Offenbar macht es wenig Sinn, das kleinzellige Funknetz das ganze Jahr über stehen zu lassen, denn für alle anderen Events auf der Festwiese wird die enorme Kapazität nie gebraucht. Es wäre offenbar teurer, das Netz stehen zu lassen, denn es müsste dann ständig gewartet, mit Strom versorgt und gegen Diebstahl abgesichert werden.
Allerdings sind die Fundamente für die Masten auf der Theresienwiese massiv gegossen. Sie bleiben das ganze Jahr bestehen und werden bis zum nächsten Oktoberfest mit Schotter zugedeckt. Bei jedem Neuaufbau werden sie wieder frei gebuddelt. Auch die Glasfaserleitungen bleiben das ganze Jahr fest verschlossen im Boden liegen. Zum Oktoberfest legt man sie frei.
Öffentliches WLAN auf dem Oktoberfest 2014?
Das Festgelände, die Theresienwiese, ist eine Liegenschaft der Stadt München. Die Stadtverwaltung kann bislang maximal 12 Mobilfunk-Standorte an die Mobilfunk-Netzbetreiber vermieten. Allerdings nur unter strengen Auflagen. So achtet das Münchener Referat für Gesundheit und Umwelt (RGU) auf die Einhaltung des so genannten 10%-Vorsorgewerts, der die Anwohner rund um die Theresienwiese vor zu hohen elektromagnetischen Immissionen durch die Mobilfunkanlagen schützen soll. Die direkten Anwohner sind den Immissionen des Mega-Hotspots ja mehr als zwei Wochen lang nonstop ausgesetzt, der normale Wiesn-Besucher dagegen meist nur für einige Stunden.

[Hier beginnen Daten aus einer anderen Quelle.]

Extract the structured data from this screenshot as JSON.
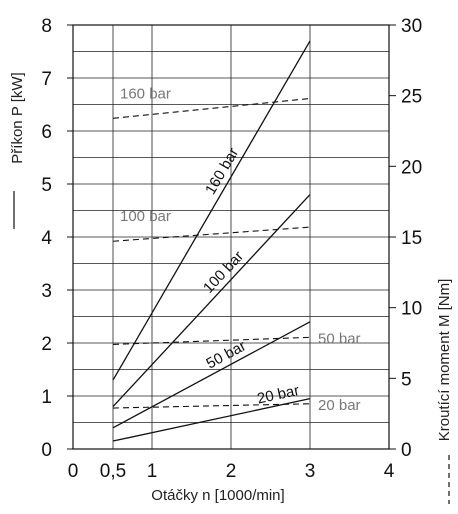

Erstmals auf der Wiesn 2012 wurde das Münchener 10%-Kriterium laut RGU am Immissions-Messpunkt "Theresienhöhe 10" zeitweilig überschritten. Ein weiterhin rasantes Wachstum des Datenverkehrs trägt nicht zur Verbesserung der Strahlungswerte bei, sofern am bisherigen Hotspot-Konzept nicht viel geändert wird. Denn grob gesagt gilt: Je mehr Sprach- und Daten-Traffic, desto stärker die Mobilfunkstrahlung.
Die Netzbetreiber arbeiten deshalb an einem neuen Konzept mit über 40 Mobilfunk-Stationen, die alle über ein neues Glasfasernetz untereinander verbunden werden sollen. Es kann aber frühestens zur Wiesn 2014 realisiert werden und muss natürlich ebenfalls das Münchener 10%-Kriterium einhalten.
Von diesen neuen Plänen hat auch der Münchener CSU-Stadtrat Dr. Georg Kronawitter erfahren und Anfang Juli einen Antrag gestellt, den Aufbau eines öffentlichen WLANs auf dem Oktoberfest als Alternative zur weiteren Mobilfunk-Ausbauoffensive zu prüfen. Seine Begründung: Die heutige Überlastung komme nicht durch die Mobilfunkgespräche, sondern durch die mobilen Internetanwendungen zustande, welche viel passender über WLAN versorgt werden könnten.
Ob solche Gedankengänge auch allen Mobilfunk-Netzbetreibern und deren Netzwerk-Ausrüstern Alcatel, Ericsson, Huawei und Nokia Solutions and Networks gefallen, steht zu bezweifeln. Professionellen WLAN-Ausrüstern mit robustem Outdoor-Equipment dagegen könnte mit einem solchen Technik-Wechsel ein unverhofftes WLAN-Großprojekt mit einem höchst vorzeigbaren Referenz-Charakter ins Haus flattern. Die meisten Smartphones, Phablets und Tablets haben ja eh schon WLAN-11n an Bord. Einige Topmodelle haben sogar "Gigabit-WLAN" IEEE.802.11ac unter der Haube.